Piracuruquense é vitima de xenofobia em rede social; Acusado é de São Paulo

No final da tarde desta terça-feira (04/08) um cidadão piracuruquense, hoje morando em Teresina teve o desprazer de conhecer um paulista, que em postagens realizadas após uma discussão particular, deu início a uma metralhadora giratória de estupidez e de forma xenofóbica ofendeu o município e o povo piracuruquense.


Já foram noticiados pela mídia nacional, vários casos de xenofobia aos nordestinos de uma forma em geral, mas dessa vez a vítima tem nome, foi a terra dos Irmãos Dantas, desconhecendo  toda a sua história de lutas e conquistas.

João Filho é piracuruquense, há 15 anos foi morar em Teresina, é praticante de voo livre, e a paixão por voar é de família, ele é primo do já conhecido instrutor de parapente, Angelo Carvalho.


O problema segundo a vítima dos insultos, João Filho, começou quando em um grupo de praticantes de voo livre, Jayme mencionou que teve um pequeno incidente, João brincou com a situação, "Se quisesse um esporte seguro que praticasse ciclismo", o suficiente para o paulista iniciar os insultos contra João e o município de Piracuruca.


Em resposta João Filho disse, "Minha cidade não é o que você pensa, nasci em uma das melhores cidades do Brasil", ao mencionar que iria processa-lo ele apagou as postagens, mas João já havia conseguido gravar algumas imagens.

Algumas pessoas manifestaram sua indignação em resposta aos insultos proferidos por Jayme:




Quem é Jayme Quintieri?

No perfil de Jayme Quintieri Filho no Facebook consta que ele reside em São Paulo, e segundo registros fotográficos em seu perfil é praticante de voo de asa delta.
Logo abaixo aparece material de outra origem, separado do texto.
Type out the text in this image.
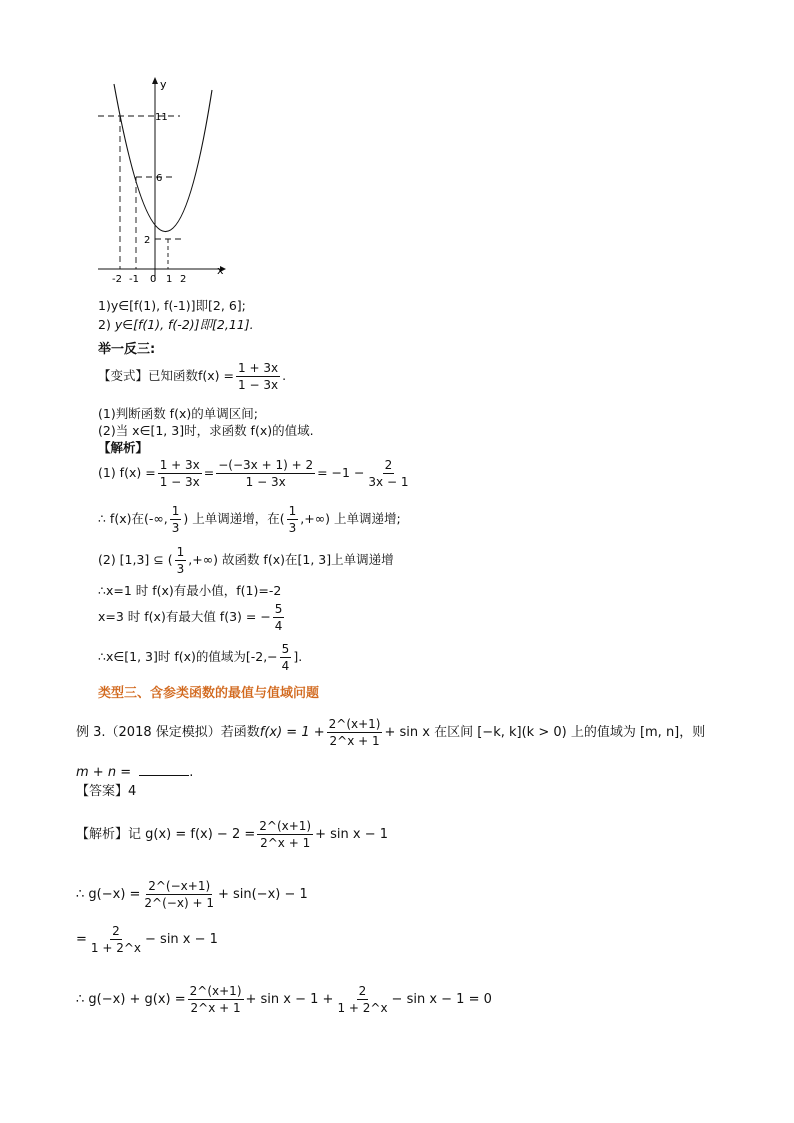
y
x
11
6
2
-2 -1 0 1 2
1)y∈[f(1), f(-1)]即[2, 6];
2) y∈[f(1), f(-2)]即[2,11].
举一反三:
【变式】已知函数$f(x) = \frac{1 + 3x}{1 - 3x}$ .
(1)判断函数 f(x)的单调区间;
(2)当 x∈[1, 3]时，求函数 f(x)的值域.
【解析】
(1) $f(x) = \frac{1 + 3x}{1 - 3x} = \frac{-(-3x + 1) + 2}{1 - 3x} = -1 - \frac{2}{3x - 1}$
∴ f(x)在(-∞, $\frac{1}{3}$ ) 上单调递增，在( $\frac{1}{3}$ ,+∞) 上单调递增;
(2) [1,3] ⊆ ( $\frac{1}{3}$ ,+∞) 故函数 f(x)在[1, 3]上单调递增
∴x=1 时 f(x)有最小值，f(1)=-2
x=3 时 f(x)有最大值 f(3) = − $\frac{5}{4}$
∴x∈[1, 3]时 f(x)的值域为[$-2,- \frac{5}{4}$ ].
类型三、含参类函数的最值与值域问题
例 3.（2018 保定模拟）若函数 $f(x) = 1 + \frac{2\^{}(x+1)}{2\^{}x + 1} + \sin x$ 在区间 [−k, k](k > 0) 上的值域为 [m, n]，则
m + n =	.
【答案】4
【解析】记 $g(x) = f(x) - 2 = \frac{2\^{}(x+1)}{2\^{}x + 1} + \sin x - 1$
∴ $g(-x) = \frac{2\^{}(-x+1)}{2\^{}(-x) + 1} + \sin(-x) - 1$
= $\frac{2}{1 + 2\^{}x} - \sin x - 1$
∴ $g(-x) + g(x) = \frac{2\^{}(x+1)}{2\^{}x + 1} + \sin x - 1 + \frac{2}{1 + 2\^{}x} - \sin x - 1 = 0$
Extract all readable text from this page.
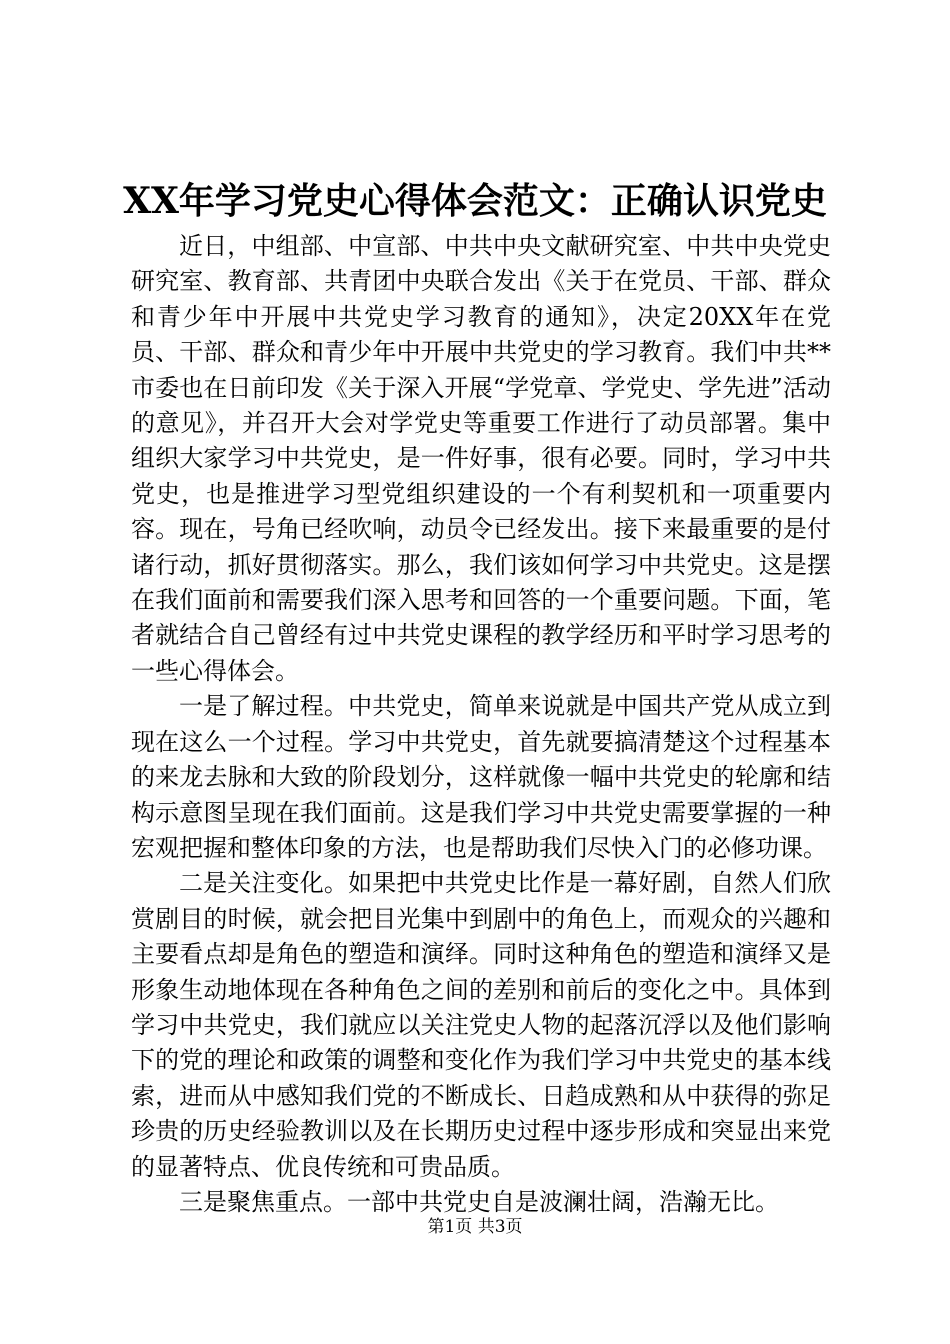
XX年学习党史心得体会范文：正确认识党史

近日，中组部、中宣部、中共中央文献研究室、中共中央党史研究室、教育部、共青团中央联合发出《关于在党员、干部、群众和青少年中开展中共党史学习教育的通知》，决定20XX年在党员、干部、群众和青少年中开展中共党史的学习教育。我们中共**市委也在日前印发《关于深入开展“学党章、学党史、学先进”活动的意见》，并召开大会对学党史等重要工作进行了动员部署。集中组织大家学习中共党史，是一件好事，很有必要。同时，学习中共党史，也是推进学习型党组织建设的一个有利契机和一项重要内容。现在，号角已经吹响，动员令已经发出。接下来最重要的是付诸行动，抓好贯彻落实。那么，我们该如何学习中共党史。这是摆在我们面前和需要我们深入思考和回答的一个重要问题。下面，笔者就结合自己曾经有过中共党史课程的教学经历和平时学习思考的一些心得体会。

一是了解过程。中共党史，简单来说就是中国共产党从成立到现在这么一个过程。学习中共党史，首先就要搞清楚这个过程基本的来龙去脉和大致的阶段划分，这样就像一幅中共党史的轮廓和结构示意图呈现在我们面前。这是我们学习中共党史需要掌握的一种宏观把握和整体印象的方法，也是帮助我们尽快入门的必修功课。

二是关注变化。如果把中共党史比作是一幕好剧，自然人们欣赏剧目的时候，就会把目光集中到剧中的角色上，而观众的兴趣和主要看点却是角色的塑造和演绎。同时这种角色的塑造和演绎又是形象生动地体现在各种角色之间的差别和前后的变化之中。具体到学习中共党史，我们就应以关注党史人物的起落沉浮以及他们影响下的党的理论和政策的调整和变化作为我们学习中共党史的基本线索，进而从中感知我们党的不断成长、日趋成熟和从中获得的弥足珍贵的历史经验教训以及在长期历史过程中逐步形成和突显出来党的显著特点、优良传统和可贵品质。

三是聚焦重点。一部中共党史自是波澜壮阔，浩瀚无比。

第1页 共3页
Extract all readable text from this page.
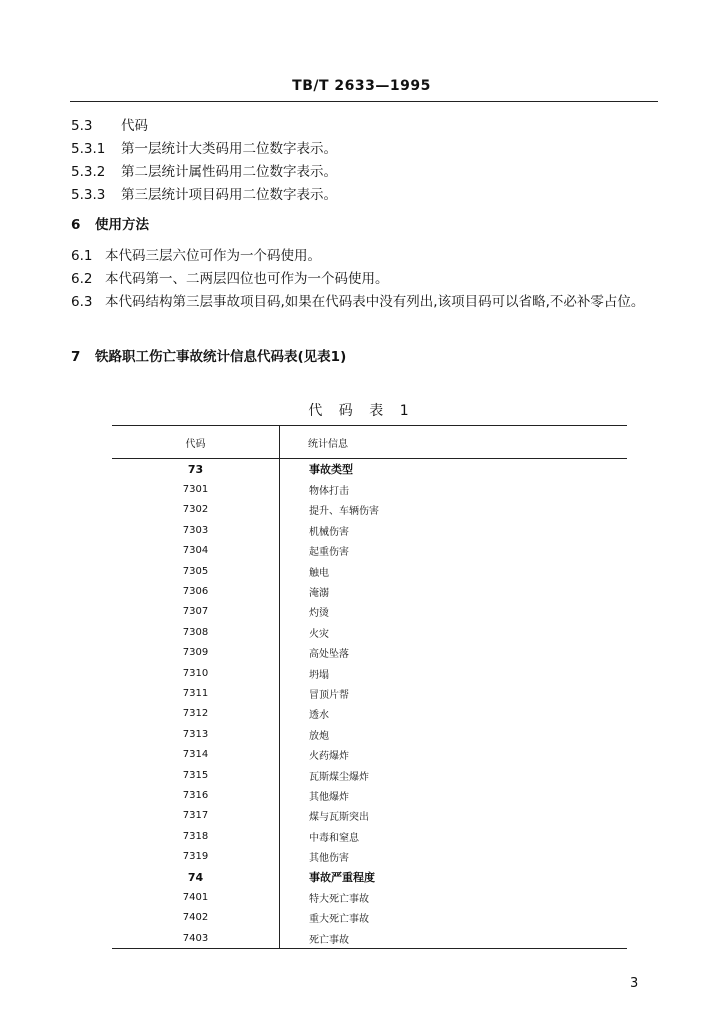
TB/T 2633—1995
5.3 代码
5.3.1 第一层统计大类码用二位数字表示。
5.3.2 第二层统计属性码用二位数字表示。
5.3.3 第三层统计项目码用二位数字表示。
6 使用方法
6.1 本代码三层六位可作为一个码使用。
6.2 本代码第一、二两层四位也可作为一个码使用。
6.3 本代码结构第三层事故项目码,如果在代码表中没有列出,该项目码可以省略,不必补零占位。
7 铁路职工伤亡事故统计信息代码表(见表1)
代 码 表 1
代码	统计信息
73	事故类型
7301	物体打击
7302	提升、车辆伤害
7303	机械伤害
7304	起重伤害
7305	触电
7306	淹溺
7307	灼烫
7308	火灾
7309	高处坠落
7310	坍塌
7311	冒顶片帮
7312	透水
7313	放炮
7314	火药爆炸
7315	瓦斯煤尘爆炸
7316	其他爆炸
7317	煤与瓦斯突出
7318	中毒和窒息
7319	其他伤害
74	事故严重程度
7401	特大死亡事故
7402	重大死亡事故
7403	死亡事故
3
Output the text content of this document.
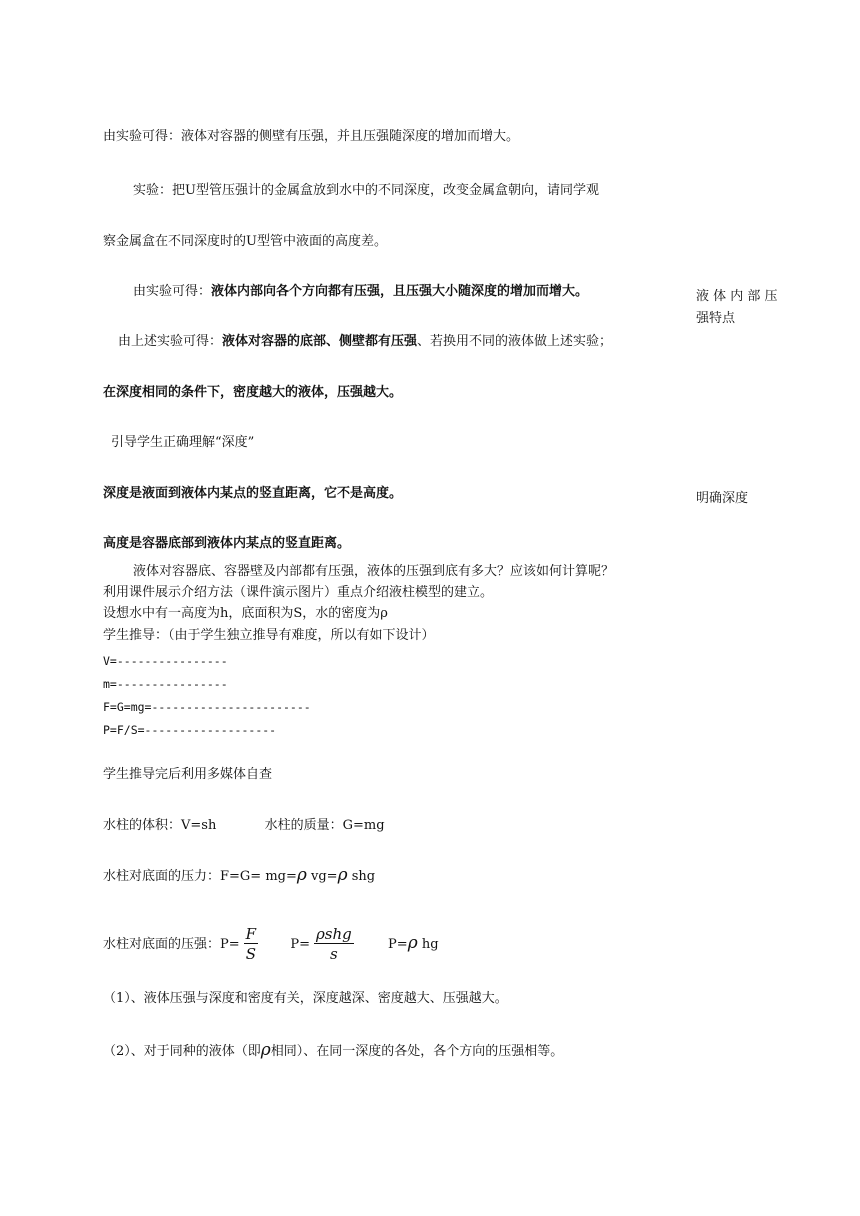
由实验可得：液体对容器的侧壁有压强，并且压强随深度的增加而增大。
实验：把U型管压强计的金属盒放到水中的不同深度，改变金属盒朝向，请同学观
察金属盒在不同深度时的U型管中液面的高度差。
由实验可得：液体内部向各个方向都有压强，且压强大小随深度的增加而增大。
由上述实验可得：液体对容器的底部、侧壁都有压强、若换用不同的液体做上述实验；
在深度相同的条件下，密度越大的液体，压强越大。
引导学生正确理解“深度”
深度是液面到液体内某点的竖直距离，它不是高度。
高度是容器底部到液体内某点的竖直距离。
液体对容器底、容器壁及内部都有压强，液体的压强到底有多大？应该如何计算呢？
利用课件展示介绍方法（课件演示图片）重点介绍液柱模型的建立。
设想水中有一高度为h，底面积为S，水的密度为ρ
学生推导：（由于学生独立推导有难度，所以有如下设计）
V=----------------
m=----------------
F=G=mg=-----------------------
P=F/S=-------------------
学生推导完后利用多媒体自查
水柱的体积：V=sh	水柱的质量：G=mg
水柱对底面的压力：F=G= mg=ρ vg=ρ shg
水柱对底面的压强：$P= \frac{F}{S} P= \frac{\text{ρshg}}{s}$	P=ρ hg
（1）、液体压强与深度和密度有关，深度越深、密度越大、压强越大。
（2）、对于同种的液体（即ρ相同）、在同一深度的各处，各个方向的压强相等。
液 体 内 部 压
强特点
明确深度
A autenticidade do perfil não tem como ser comprovada.

O Portal PIRACURUCA AO VIVO tentou contato com o senhor através das redes sociais, mas não obteve resposta.

Xenofobia é crime

A xenofobia, assim como o racismo e a intolerância religiosa, pode ser definida como prática, indução ou incitação de preconceito de raça, cor, etnia e religião. O crime está previsto no artigo 20 da Lei nº 7716/89, com pena de reclusão, que pode variar de 1 a 3 anos e multa. Se for cometido por intermédio dos meios de comunicação (como a Internet), a pena pode ser agravada de 2 a 5 anos e multa, conforme o parágrafo 2º da mesma Lei.